とらのセリフで号泣…『うしおととら』感動の名場面 十郎の最期、真由子の涙が切ない
「週刊少年サンデー」で連載されていた名作マンガ『うしおととら』。少年・うしおと妖怪・とらのコンビが力を合わせて妖怪と戦う同作には、「涙を誘う名シーン」も多数盛り込まれています。今回は、ファンの間で話題を呼ぶ「『うしおととら』の泣ける名場面」を紹介します。
別れのシーンに涙が止まらない

『からくりサーカス』や『月光条例』などの藤田和日郎先生の初連載作品にして、名作と名高い『うしおととら』は、「涙を誘うシーンが多い」とファンの間で今でも話題になっています。どのようなシーンが読者の心を動かしたのでしょうか。

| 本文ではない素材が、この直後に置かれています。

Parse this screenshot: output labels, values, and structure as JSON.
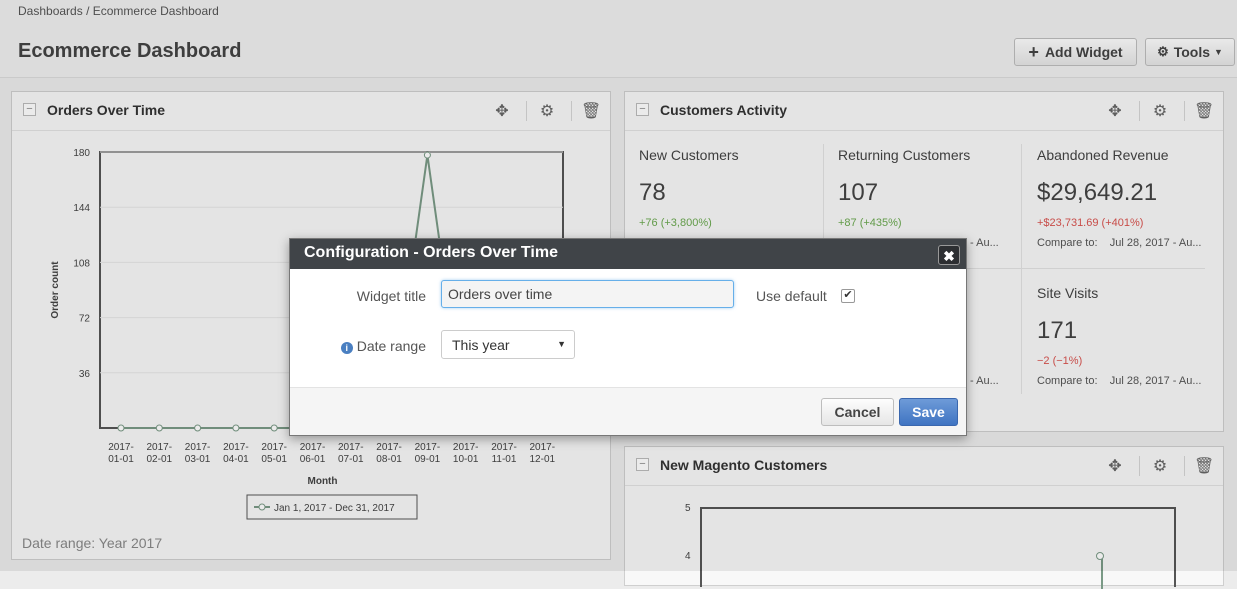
{
  "breadcrumb": [
    "Dashboards",
    "/",
    "Ecommerce Dashboard"
  ],
  "page_title": "Ecommerce Dashboard",
  "toolbar": {
    "add_widget_label": "Add Widget",
    "tools_label": "Tools"
  },
  "icons": {
    "plus": "plus-icon",
    "gear": "gear-icon",
    "move": "move-icon",
    "trash": "trash-icon",
    "collapse": "minus-icon",
    "close": "close-icon",
    "info": "info-icon"
  },
  "orders_widget": {
    "title": "Orders Over Time",
    "footer": "Date range: Year 2017",
    "legend": "Jan 1, 2017 - Dec 31, 2017",
    "xlabel": "Month",
    "ylabel": "Order count"
  },
  "chart_data": {
    "type": "line",
    "ylabel": "Order count",
    "xlabel": "Month",
    "ylim": [
      0,
      180
    ],
    "yticks": [
      "36",
      "72",
      "108",
      "144",
      "180"
    ],
    "categories": [
      "2017-01-01",
      "2017-02-01",
      "2017-03-01",
      "2017-04-01",
      "2017-05-01",
      "2017-06-01",
      "2017-07-01",
      "2017-08-01",
      "2017-09-01",
      "2017-10-01",
      "2017-11-01",
      "2017-12-01"
    ],
    "series": [
      {
        "name": "Jan 1, 2017 - Dec 31, 2017",
        "values": [
          0,
          0,
          0,
          0,
          0,
          0,
          0,
          0,
          178,
          0,
          0,
          0
        ]
      }
    ],
    "legend_position": "bottom",
    "color": "#7a9a86"
  },
  "customers_widget": {
    "title": "Customers Activity",
    "new_customers": {
      "label": "New Customers",
      "value": "78",
      "change": "+76 (+3,800%)"
    },
    "returning_customers": {
      "label": "Returning Customers",
      "value": "107",
      "change": "+87 (+435%)",
      "compare_tail": "- Au..."
    },
    "abandoned_revenue": {
      "label": "Abandoned Revenue",
      "value": "$29,649.21",
      "change": "+$23,731.69 (+401%)",
      "compare_label": "Compare to:",
      "compare_value": "Jul 28, 2017 - Au..."
    },
    "hidden_row_compare_tail": "- Au...",
    "site_visits": {
      "label": "Site Visits",
      "value": "171",
      "change": "−2 (−1%)",
      "compare_label": "Compare to:",
      "compare_value": "Jul 28, 2017 - Au..."
    }
  },
  "magento_widget": {
    "title": "New Magento Customers",
    "yticks": [
      "5",
      "4"
    ]
  },
  "modal": {
    "title": "Configuration - Orders Over Time",
    "widget_title_label": "Widget title",
    "widget_title_value": "Orders over time",
    "use_default_label": "Use default",
    "date_range_label": "Date range",
    "date_range_value": "This year",
    "cancel_label": "Cancel",
    "save_label": "Save"
  }
}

※この記事では『うしおととら』の終盤の展開に触れています。ご了承の上お読みください。
人間たちのドラマだけでなく妖怪の物語も泣ける『うしおととら』では、特に鎌鼬(かまいたち)の三兄妹のエピソードが人気です。人間による自然破壊で住処を追われた鎌鼬の次男の十郎は、兄の雷信や妹のかがりから離れて人間を攻撃するようになっていました。雷信たちの頼みで十郎と戦ったうしおは、彼らの事情も知り、岩に押しつぶされそうな状況で十郎に「わるかったなあ。つらかったろうなあ」と涙を流しながら語り掛けます。
その後、人間たちが兄妹を救ってくれたのを見た十郎は、かつての優しい顔に戻った後、自ら妖怪を倒す「獣の槍」に飛び込んで死んでいきました。「もうこの世にオレ達の生きる場所は…ないのかもな……」と言って消え、最後に「雷信兄さんやかがりとずーーーっと、三人で暮らせたらいいなあ」と笑う十郎が描かれるこのエピソードは、「寂しくも兄妹の絆が感動的な話」「誰かのために、本気で泣けるうしおがかっこいい」と人気を集めています。
その他、最後に母を守ったヤクザ者・徳野の死や、ヒロインの麻子や真由子をはじめ、かつてうしおに助けられた少女たちが「獣の槍」の影響で妖怪になりかけているうしおの髪を命がけですいていく場面、「獣の槍」誕生の理由に隠されたジエメイやギリョウの悲しすぎる物語、雪女「垂(しずり)」と人間・佐久間の恋、列車に取りついた妖怪・山魚との戦いで気弱な少年・野村が勇気を振り絞る瞬間、くらぎを倒した後に「みんな……仲良うせんとーーあかんよーー」と息を引き取る日崎御角の最期、視力を失った少年・みのると妖怪・さとりの恐ろしくも悲しい絆など、数々の名エピソードが挙げられていました。
また、ラスボスの大妖怪「白面の者」との最終決戦は、名シーンの宝庫です。特に人気なのは、とらが白面の者の攻撃を受けて動けなくなってしまった際、真由子がとらの元へ駆けつけて「私を食べるっていってたよね… 必ず食べてね。食べないうちにどっか行っちゃ…… やだよ…」と語りかける場面でした。とらは「あったりめぇだ、食ってやらァ。うしおの次にな!」と返答。しかし、とらがもううしおを食べようとしていないことを知っている真由子は、「それじゃ… とらちゃん… 私をずぅーっと食べないつもりだねぇ」と涙を流します。そして最後は「好きだよ… 大好き…」と言って、自身の想いを告げました。「真由子の健気で純真なセリフに泣いてしまった」「とらの『うしおの次にな』っていうセリフからも、真由子を大切に思う気持ちが伝わってきて感動」と、屈指の名場面として人気を集めています。
最後のとらとうしおの別れのシーンも必見です。見事白面に勝ったものの、力を使い果たしたとらは徐々に体が消失していきます。そして、うしおはとらに「まだ死ぬんじゃねぇ。まだオレを喰ってねえだろうがよォ」と泣きすがるのです。
そんなうしおに、笑顔で「もう… 喰ったさ。ハラァ… いっぱいだ」と告げて消えていったとら。切ないシーンに「涙が止まらない」「とらのひと言で、万感の思いがこみ上げてきた……」と、最後まで号泣させられた人が多かったようです。
最終決戦では、その他にも妻子の復讐を遂げたヒョウ(実際の表記は金+票)の安らかな最期の場面や、裏切って白面側についた孤独な天才・秋葉流が、とらと全力で戦った後に「風が…やんだじゃねえか…」と満足げに死んでいく場面、キリオとホムンクルス・九印の別れのシーンなども支持を集めていました。他にもまだまだ挙げきれないくらいの名シーンがある『うしおととら』は、多くの人の大切な一作として長く愛されています。